We also didn't have the vast amounts of compute that we have today.

other parts of Bostrom's argument rely upon much broader conceptions of intelligence that would entail the AI having common sense.

My claim is that you can write a program that "knows" about common sense, but still chooses actions by maximizing a function, in which case it's going to interpret that function literally and not through the lens of common sense. There is currently no way that the "choose actions" part gets routed through the "common sense" part the way it does in humans. I definitely agree that we should try to build an AI system which does interpret goals using common sense -- but we don't know how to do that yet, and that is one of the approaches that AI safety is considering.

I agree with the prediction that AGI systems will interpret goals with common sense, but that's because I expect that we humans will put in the work to figure out how to build such systems, not because any AGI system that has the ability to use common sense will necessarily apply that ability to interpreting its goals.

If we found out today that someone created our world + evolution in order to create organisms that maximize reproductive fitness, I don't think we'd start interpreting our sex drive using "common sense" and stop using birth control so that we more effectively achieved the original goal we were meant to perform.

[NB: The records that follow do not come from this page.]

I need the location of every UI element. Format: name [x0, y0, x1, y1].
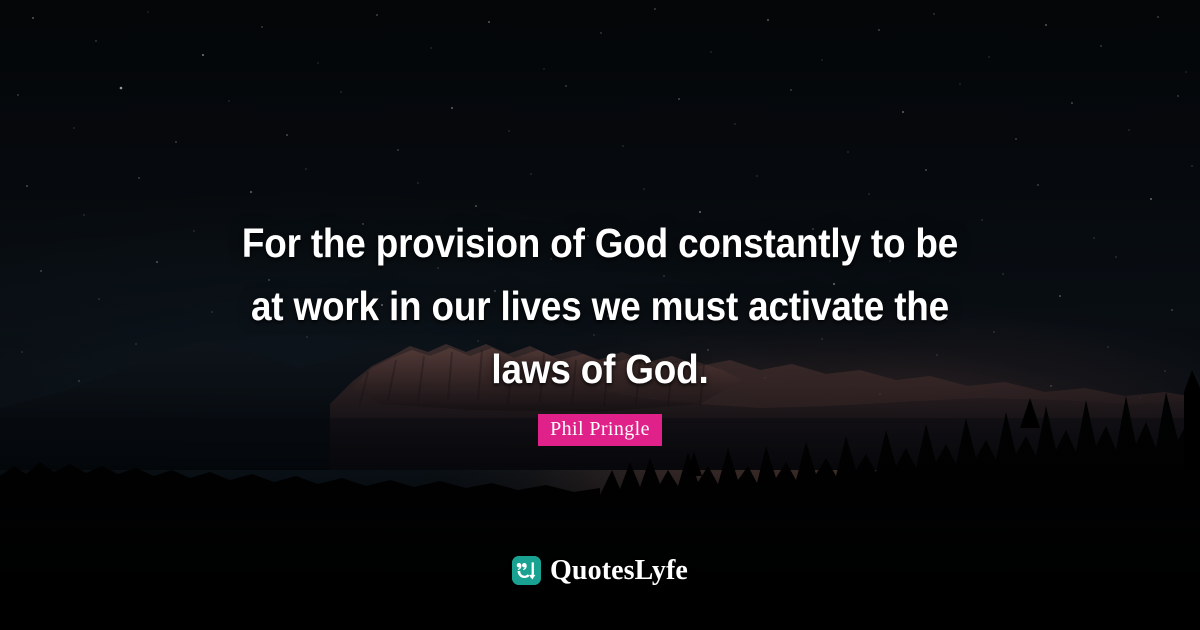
- quote-card: For the provision of God constantly to b…: [0, 0, 1200, 630]
- quote-text: For the provision of God constantly to b…: [60, 212, 1140, 401]
- brand-logo[interactable]: QuotesLyfe: [0, 556, 1200, 585]
- brand-name: QuotesLyfe: [550, 557, 688, 585]
- author-name-badge[interactable]: Phil Pringle: [538, 414, 662, 446]
- card-content: For the provision of God constantly to b…: [0, 0, 1200, 630]
- author-badge-wrapper: Phil Pringle: [0, 414, 1200, 446]
- quote-smiley-icon: [512, 556, 541, 585]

For low probability of other civilizations, see https://arxiv.org/abs/1806.02404.

Humans don't have obviously formalized goals. But you can formalize human motivation, in which case our final goal is going to be abstract and multifaceted, and it is probably going to be include a very very broad sense of well-being. The model applies just fine.

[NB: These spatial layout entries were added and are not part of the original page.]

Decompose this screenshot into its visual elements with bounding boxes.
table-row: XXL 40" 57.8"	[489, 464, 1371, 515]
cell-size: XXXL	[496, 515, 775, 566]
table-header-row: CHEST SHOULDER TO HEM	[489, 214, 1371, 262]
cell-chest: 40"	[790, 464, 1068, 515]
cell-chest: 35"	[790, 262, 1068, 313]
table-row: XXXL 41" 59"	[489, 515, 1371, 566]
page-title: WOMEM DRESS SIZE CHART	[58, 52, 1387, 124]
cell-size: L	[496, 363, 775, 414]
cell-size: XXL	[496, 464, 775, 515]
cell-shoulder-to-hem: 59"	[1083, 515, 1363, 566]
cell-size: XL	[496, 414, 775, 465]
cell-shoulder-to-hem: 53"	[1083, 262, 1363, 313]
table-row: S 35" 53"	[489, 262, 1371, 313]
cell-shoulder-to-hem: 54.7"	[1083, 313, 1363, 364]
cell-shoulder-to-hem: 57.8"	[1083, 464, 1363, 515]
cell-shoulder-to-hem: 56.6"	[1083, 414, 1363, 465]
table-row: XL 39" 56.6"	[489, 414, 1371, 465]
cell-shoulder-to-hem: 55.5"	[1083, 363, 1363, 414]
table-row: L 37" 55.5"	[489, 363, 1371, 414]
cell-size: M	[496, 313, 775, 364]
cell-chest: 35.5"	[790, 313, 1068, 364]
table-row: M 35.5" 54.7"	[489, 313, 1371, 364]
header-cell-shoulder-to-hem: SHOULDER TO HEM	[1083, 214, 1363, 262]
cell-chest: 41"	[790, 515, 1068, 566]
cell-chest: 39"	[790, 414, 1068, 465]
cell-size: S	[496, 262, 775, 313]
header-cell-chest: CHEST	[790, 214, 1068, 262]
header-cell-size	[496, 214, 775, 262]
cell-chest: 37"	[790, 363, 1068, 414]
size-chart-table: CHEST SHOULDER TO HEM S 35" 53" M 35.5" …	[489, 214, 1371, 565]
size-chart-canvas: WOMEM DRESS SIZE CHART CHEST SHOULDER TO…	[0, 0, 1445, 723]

Because it is tautologically true that agents are motivated against changing their final goals, this is just not possible to dispute. The proof is trivial, it comes from the very stipulation of what a goal is in the first place. It is just a framework for describing an agent. Now, with this framework, humans' final goals happen to be complex and difficult to discern, and maybe AI goals will be like that too. But we tend to think that AI goals will not be like that. Omohundro argues some economic reasons in his paper on the "basic AI drives", but also, it just seems clear that you can program an AI with a particular goal function and that will be all there is to it.

Yes, AI may end up with very different interpretations of its given goal but that seems to be one of the core issues in the value alignment problem that Bostrom is worried about, no?

Hi Zeke!

Thanks for the link about the Fermi paradox. Obviously I could not hope to address all arguments about this issue in my critique here. All I meant to establish is that Bostrom's argument does rely on particular views about the resolution of that paradox.

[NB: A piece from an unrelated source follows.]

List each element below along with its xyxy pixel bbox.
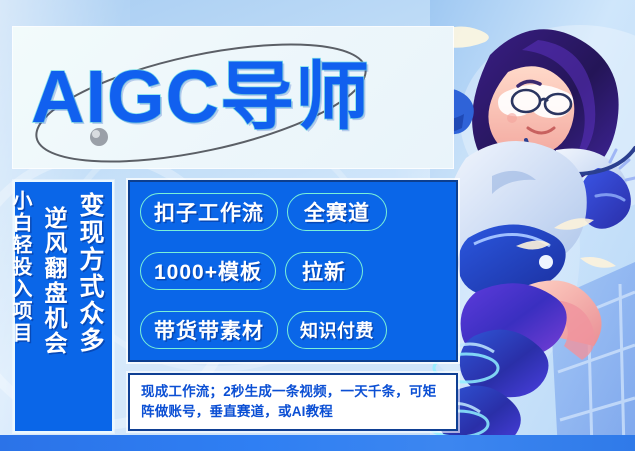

You say 'it is tautologically true that agents are motivated against changing their final goals, this is just not possible to dispute'. Respectfully I just don't agree. It all hinges on what is meant by 'motivation' and 'final goal'. You also say " it just seems clear that you can program an AI with a particular goal function and that will be all there is to it", and again I disagree. A narrow AI sure, or even a highly competent AI, but not an AI with human level competence in all cognitive activities. Such an AI would have the ability to reflect on its own goals and motivations, because humans have that ability, and therefore it would not be 'all there is to it'.

Regarding your last point, what I was getting at is that you can change a goal by explicitly rejecting a goal and choosing a new one, or by changing one's interpretation of an existing goal. This latter method is an alternative path by which an AI could change its goals in practise even if it still regarded itself as following the same goals it was programmed with. My point isn't that this makes goal alignment not a problem. My point was that this makes the 'AI will never change its goals' not a plausible position.